Un día cayó en gruesos copos blancos la nieve; se extendió como un blanco tapiz desgarrado sobre la hierba, verde aún, y en seguida se derritió, aumentando la frialdad y la humedad del aire.

En la clínica se encendían las luces a las cinco de la tarde. En todo el día no se veía un rayo de sol, y los árboles, tras los cristales, agitaban tristemente las ramas, como queriendo despojarse de las últimas hojas.

El ruido incesante de la lluvia sobre el tejado de cinc, la ausencia del sol y la falta de distracciones, ponían a los enfermos nerviosos, excitados. Les daban más a menudo ataques y se quejaban constantemente. Algunos se resfriaron, entre otros el enfermo que llamaba a las puertas, el cual tuvo una inflamación pulmonar, y durante algunos días estuvo a la muerte. Al menos, el doctor afirmaba que cualquier otro, en su lugar, no sobreviviría. Diríase que su indomable voluntad, su loca idea fija de las puertas que debían abrirse, le habían hecho invulnerable, casi inmortal, y que la enfermedad no podía nada contra su cuerpo, olvidado hasta por él mismo. Ni soñando dejaba de hablar de las puertas, de rogar, de suplicar y aun de exigir con voz terrible y amenazadora que las abriesen; la enfermera tenía miedo de quedarse con él de noche, aunque le habían puesto una camisa de fuerza y le habían atado a la cama. Mejoraba rápidamente. El doctor dió orden de que le dejasen siempre abierta la puerta de la habitación, y el enfermo no se acordaba de que había en la casa otras puertas cerradas, y estaba muy contento. Pero desde que abandonó el lecho se le oyó llamar a la puerta vecina.

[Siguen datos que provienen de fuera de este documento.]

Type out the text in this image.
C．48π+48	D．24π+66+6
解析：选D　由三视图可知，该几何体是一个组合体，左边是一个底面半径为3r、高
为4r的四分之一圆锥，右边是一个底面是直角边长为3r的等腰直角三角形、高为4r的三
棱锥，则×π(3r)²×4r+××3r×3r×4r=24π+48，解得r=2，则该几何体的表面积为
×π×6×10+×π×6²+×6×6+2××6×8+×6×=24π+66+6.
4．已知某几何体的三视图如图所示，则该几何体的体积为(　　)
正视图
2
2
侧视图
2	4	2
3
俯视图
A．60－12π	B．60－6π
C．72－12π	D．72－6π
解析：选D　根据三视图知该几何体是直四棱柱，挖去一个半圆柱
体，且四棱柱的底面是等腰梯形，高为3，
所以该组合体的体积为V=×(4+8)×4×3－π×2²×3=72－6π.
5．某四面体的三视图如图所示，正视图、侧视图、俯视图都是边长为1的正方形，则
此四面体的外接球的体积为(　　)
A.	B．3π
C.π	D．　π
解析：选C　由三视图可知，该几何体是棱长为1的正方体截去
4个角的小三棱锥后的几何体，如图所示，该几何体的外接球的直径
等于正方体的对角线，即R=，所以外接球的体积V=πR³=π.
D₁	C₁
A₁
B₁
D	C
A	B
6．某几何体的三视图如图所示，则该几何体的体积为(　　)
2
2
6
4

Pomerantzev también se resfrió. Tuvo un fuerte romadizo; además perdió la voz, y sólo podía hablar bajito. Sin embargo, estaba de excelente humor. En el verano había sembrado una mata de sandías, y cuando estuvieron en sazón le regaló la más hermosa a la enfermera. Esta quiso dársela a la cocinera para que la sirviese en la mesa; pero Pomerantzev no lo permitió; la colocó él mismo sobre el velador, en la habitación de la enfermera, y acudía a cada momento a admirarla: le recordaba vagamente el globo terráqueo y le sugería grandes ideas.

El doctor le regaló diez tarjetas postales ilustradas, y Pomerantzev se dedicó a la tarea de componer un catálogo de sus cuadros. Trabajó durante mucho tiempo en el dibujo de la cubierta. Comenzó por dibujar su propia persona, como propietario de los cuadros, y esto le gustó tanto que repitió el retrato en todas las páginas. Luego le pidió al doctor una gran hoja de papel, y dibujó una vez más su imagen, bajo la que escribió con letras muy grandes: «Georgi el Victorioso». Colocó el cuadro en una pared del comedor, muy cerca del techo, y los enfermos que lo veían le felicitaban.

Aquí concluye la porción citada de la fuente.